Mindful of the ways in which, in such tropes, mothers have been allegorized and abstracted, their bodies appropriated, Reddy reclaims the language of motherhood with striking immediacy. “I built / this baby in my body from nearly nothing,” she writes, “and nursed him with the milk my body made. / I’ll use the words and tools I have at hand.”
Even as she returns insistently to the mothering body, however, Reddy situates that body within a broader cultural and rhetorical field, juxtaposing historical notions of motherhood, for instance, with contemporary celebrity culture and its appallingly idealized, even dangerous, portrayal of post-partum experience. “Two months after giving birth, / Heidi Klum walked a catwalk in angel wings,” Reddy writes in “Your Best Post-Baby Body.” “Tori Spelling joined Jenny Craig and lost the weight. J. Lo did her first triathlon / 7 months after giving birth to twins.”
These mothers are one mother, Reddy suggests, an avatar produced and disseminated by powerful culture industries which have found in motherhood, as in the “wellness” movement, one more exploitative and anti-democratic economy. Reddy laments such a state of affairs, as she does the internalization in American culture of post-partum weight loss, embodied in Pocket Universe in “[a]ll the / Instamommies who are photogenic / even in calamity.”
Reddy is at her best in this mode—fierce, unflinching, yoking an explicit feminism to an understated critique of American capital.

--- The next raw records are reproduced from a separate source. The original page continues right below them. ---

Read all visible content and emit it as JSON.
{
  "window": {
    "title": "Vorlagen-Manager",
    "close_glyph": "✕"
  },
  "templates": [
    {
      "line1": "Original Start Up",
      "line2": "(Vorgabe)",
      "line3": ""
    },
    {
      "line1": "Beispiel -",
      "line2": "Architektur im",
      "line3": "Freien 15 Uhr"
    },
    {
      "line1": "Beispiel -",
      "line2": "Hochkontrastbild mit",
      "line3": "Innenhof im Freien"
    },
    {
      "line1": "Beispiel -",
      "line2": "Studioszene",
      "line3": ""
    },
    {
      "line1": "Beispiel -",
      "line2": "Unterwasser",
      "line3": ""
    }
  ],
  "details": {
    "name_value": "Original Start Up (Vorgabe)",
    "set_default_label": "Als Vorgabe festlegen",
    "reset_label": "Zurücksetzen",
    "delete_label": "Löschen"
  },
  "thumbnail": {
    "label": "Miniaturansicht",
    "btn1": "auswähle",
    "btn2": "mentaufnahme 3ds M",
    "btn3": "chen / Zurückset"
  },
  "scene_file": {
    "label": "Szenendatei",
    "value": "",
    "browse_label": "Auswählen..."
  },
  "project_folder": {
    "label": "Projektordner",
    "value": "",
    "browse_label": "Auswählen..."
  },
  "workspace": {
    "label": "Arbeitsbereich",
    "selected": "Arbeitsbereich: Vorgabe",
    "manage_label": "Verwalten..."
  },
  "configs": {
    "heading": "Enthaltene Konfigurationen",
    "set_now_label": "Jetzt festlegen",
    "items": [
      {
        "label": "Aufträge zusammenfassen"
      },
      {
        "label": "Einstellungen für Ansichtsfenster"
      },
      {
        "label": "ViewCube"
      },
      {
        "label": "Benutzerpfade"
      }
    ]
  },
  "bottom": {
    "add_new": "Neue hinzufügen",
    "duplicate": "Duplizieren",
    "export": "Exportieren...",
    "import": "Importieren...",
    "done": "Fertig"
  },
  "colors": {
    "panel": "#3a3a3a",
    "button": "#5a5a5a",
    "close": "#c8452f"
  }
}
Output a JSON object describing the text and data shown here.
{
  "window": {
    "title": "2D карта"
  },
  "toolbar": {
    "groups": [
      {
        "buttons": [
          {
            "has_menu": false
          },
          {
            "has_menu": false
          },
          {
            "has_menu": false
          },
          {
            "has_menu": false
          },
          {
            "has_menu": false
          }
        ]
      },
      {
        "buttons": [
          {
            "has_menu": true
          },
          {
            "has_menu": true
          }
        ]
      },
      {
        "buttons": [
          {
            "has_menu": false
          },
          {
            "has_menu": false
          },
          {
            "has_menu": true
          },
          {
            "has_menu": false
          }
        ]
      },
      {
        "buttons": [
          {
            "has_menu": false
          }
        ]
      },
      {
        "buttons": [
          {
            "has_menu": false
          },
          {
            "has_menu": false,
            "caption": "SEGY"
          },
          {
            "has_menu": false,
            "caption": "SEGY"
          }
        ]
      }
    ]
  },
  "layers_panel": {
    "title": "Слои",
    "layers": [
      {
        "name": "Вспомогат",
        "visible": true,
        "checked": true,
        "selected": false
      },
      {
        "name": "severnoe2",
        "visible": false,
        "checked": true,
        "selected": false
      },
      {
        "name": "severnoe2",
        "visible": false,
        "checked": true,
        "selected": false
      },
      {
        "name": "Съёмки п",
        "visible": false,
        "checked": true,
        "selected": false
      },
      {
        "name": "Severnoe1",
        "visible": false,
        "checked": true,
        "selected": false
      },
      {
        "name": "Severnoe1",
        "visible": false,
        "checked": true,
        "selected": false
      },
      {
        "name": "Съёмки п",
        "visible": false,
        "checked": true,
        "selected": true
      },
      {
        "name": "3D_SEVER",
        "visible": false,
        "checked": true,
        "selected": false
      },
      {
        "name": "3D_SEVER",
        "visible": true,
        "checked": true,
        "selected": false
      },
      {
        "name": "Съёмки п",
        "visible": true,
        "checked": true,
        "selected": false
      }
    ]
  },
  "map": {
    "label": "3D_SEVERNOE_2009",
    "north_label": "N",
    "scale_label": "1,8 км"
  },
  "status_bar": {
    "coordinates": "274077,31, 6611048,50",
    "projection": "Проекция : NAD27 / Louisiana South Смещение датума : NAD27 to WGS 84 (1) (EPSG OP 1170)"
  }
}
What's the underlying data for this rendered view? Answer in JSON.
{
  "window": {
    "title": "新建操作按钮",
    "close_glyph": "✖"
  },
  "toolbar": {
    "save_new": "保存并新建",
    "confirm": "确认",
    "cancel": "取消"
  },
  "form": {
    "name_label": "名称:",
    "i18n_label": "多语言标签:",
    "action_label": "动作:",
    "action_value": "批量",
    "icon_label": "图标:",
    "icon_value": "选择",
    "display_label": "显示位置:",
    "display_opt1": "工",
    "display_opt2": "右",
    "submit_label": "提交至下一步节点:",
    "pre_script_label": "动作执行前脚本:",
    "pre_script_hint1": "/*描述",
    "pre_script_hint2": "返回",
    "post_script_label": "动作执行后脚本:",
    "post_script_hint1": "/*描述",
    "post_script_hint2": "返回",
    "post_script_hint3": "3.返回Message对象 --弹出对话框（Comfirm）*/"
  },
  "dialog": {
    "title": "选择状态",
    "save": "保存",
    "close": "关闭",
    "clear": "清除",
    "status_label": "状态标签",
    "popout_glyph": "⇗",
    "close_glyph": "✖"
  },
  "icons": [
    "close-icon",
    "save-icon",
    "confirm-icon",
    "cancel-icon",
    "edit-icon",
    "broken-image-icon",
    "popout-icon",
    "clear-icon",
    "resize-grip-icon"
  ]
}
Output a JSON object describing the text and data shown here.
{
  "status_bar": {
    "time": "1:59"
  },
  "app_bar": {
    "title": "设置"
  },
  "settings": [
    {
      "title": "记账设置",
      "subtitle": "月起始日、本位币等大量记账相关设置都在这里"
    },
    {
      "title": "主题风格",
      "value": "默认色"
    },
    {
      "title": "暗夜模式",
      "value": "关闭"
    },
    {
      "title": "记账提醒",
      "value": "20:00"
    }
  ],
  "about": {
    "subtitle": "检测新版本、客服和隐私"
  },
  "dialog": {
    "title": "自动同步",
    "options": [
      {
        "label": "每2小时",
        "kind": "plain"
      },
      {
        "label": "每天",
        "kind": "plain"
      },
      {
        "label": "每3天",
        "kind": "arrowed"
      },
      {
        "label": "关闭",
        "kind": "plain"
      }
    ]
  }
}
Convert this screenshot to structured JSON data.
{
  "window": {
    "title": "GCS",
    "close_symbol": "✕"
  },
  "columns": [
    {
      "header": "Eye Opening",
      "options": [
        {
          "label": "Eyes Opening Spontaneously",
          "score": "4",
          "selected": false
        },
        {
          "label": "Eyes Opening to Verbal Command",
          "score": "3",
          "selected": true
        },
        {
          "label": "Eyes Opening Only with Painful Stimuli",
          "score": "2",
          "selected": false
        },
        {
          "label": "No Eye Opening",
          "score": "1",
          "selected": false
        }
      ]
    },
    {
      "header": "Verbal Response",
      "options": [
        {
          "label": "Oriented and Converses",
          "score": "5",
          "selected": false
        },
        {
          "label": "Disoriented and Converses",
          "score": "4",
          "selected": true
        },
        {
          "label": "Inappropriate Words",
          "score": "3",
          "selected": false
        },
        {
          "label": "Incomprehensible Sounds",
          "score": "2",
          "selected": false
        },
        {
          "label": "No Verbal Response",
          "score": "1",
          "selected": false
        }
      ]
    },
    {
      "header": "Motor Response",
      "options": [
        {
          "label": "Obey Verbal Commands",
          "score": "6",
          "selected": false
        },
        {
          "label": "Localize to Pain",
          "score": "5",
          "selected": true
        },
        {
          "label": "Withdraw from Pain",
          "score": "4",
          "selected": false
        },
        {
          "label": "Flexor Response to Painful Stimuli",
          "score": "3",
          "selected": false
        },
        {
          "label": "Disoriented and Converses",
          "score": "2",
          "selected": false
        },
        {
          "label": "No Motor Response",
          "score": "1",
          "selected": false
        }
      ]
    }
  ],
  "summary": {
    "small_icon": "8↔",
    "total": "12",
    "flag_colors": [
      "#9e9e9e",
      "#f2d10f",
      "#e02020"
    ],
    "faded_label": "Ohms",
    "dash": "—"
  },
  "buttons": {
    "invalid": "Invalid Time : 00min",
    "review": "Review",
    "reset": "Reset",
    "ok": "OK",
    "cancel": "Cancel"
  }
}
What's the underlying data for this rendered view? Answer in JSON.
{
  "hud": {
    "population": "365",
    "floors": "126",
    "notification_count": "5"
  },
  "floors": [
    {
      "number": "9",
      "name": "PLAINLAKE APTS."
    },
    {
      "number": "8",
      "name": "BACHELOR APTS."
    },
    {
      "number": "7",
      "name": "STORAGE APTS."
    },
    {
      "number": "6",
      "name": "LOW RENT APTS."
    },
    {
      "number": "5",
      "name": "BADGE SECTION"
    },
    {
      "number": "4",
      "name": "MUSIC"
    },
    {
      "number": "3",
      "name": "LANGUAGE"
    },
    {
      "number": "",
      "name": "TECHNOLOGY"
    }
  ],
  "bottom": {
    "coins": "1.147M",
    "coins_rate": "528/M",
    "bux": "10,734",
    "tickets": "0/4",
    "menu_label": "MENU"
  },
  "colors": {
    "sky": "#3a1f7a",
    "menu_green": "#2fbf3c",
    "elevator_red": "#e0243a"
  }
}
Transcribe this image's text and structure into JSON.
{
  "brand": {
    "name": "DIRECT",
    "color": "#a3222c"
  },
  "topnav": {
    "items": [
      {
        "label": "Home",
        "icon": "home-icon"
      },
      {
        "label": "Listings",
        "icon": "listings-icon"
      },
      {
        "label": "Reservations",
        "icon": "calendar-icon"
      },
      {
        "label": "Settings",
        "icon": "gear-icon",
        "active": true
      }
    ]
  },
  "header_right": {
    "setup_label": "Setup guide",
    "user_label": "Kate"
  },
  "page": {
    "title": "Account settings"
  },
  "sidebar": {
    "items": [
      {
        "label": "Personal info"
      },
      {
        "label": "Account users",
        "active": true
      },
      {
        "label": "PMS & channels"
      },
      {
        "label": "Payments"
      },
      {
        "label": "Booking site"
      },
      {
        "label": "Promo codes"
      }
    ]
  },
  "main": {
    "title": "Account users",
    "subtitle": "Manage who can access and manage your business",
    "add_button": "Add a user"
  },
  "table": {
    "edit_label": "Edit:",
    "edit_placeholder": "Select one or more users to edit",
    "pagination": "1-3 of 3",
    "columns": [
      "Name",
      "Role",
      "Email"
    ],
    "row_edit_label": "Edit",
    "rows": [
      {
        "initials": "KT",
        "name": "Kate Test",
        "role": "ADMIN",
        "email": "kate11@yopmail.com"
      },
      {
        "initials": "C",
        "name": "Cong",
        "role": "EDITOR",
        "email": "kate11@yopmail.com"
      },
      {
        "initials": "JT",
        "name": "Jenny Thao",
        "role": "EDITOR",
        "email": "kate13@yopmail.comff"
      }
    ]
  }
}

Yet Pocket Universe is hardly without joy, its exploration of motherhood exultant and excoriating at once, celebratory as well as censorious. Across the collection, Reddy reveals—and revels in—the mysterious plasticity of love, heralding in related ways the wonder of existence at both the cosmic and domestic level. “That we’re here at all,” she writes in “Goldilocks Zone,” “the right distance from a right-sized star […] is an accident/ of the most fantastic luck.” Later, astronomical contingency anticipates the vagaries of human connection: “I stood on the stone patio between classes and bummed cigarettes / from a handsome serious man just so, as he passed the pack of Marlboros, / I could touch his hand. Now you are one half // of the best of each of us.”
Vertiginous in its movement, intimate in its disclosures, Pocket Universe offers a welcome corrective to idealized and ultimately injurious notions of motherhood. The collection is remarkable poetry, but it may also be one of the most important parenting books on the market.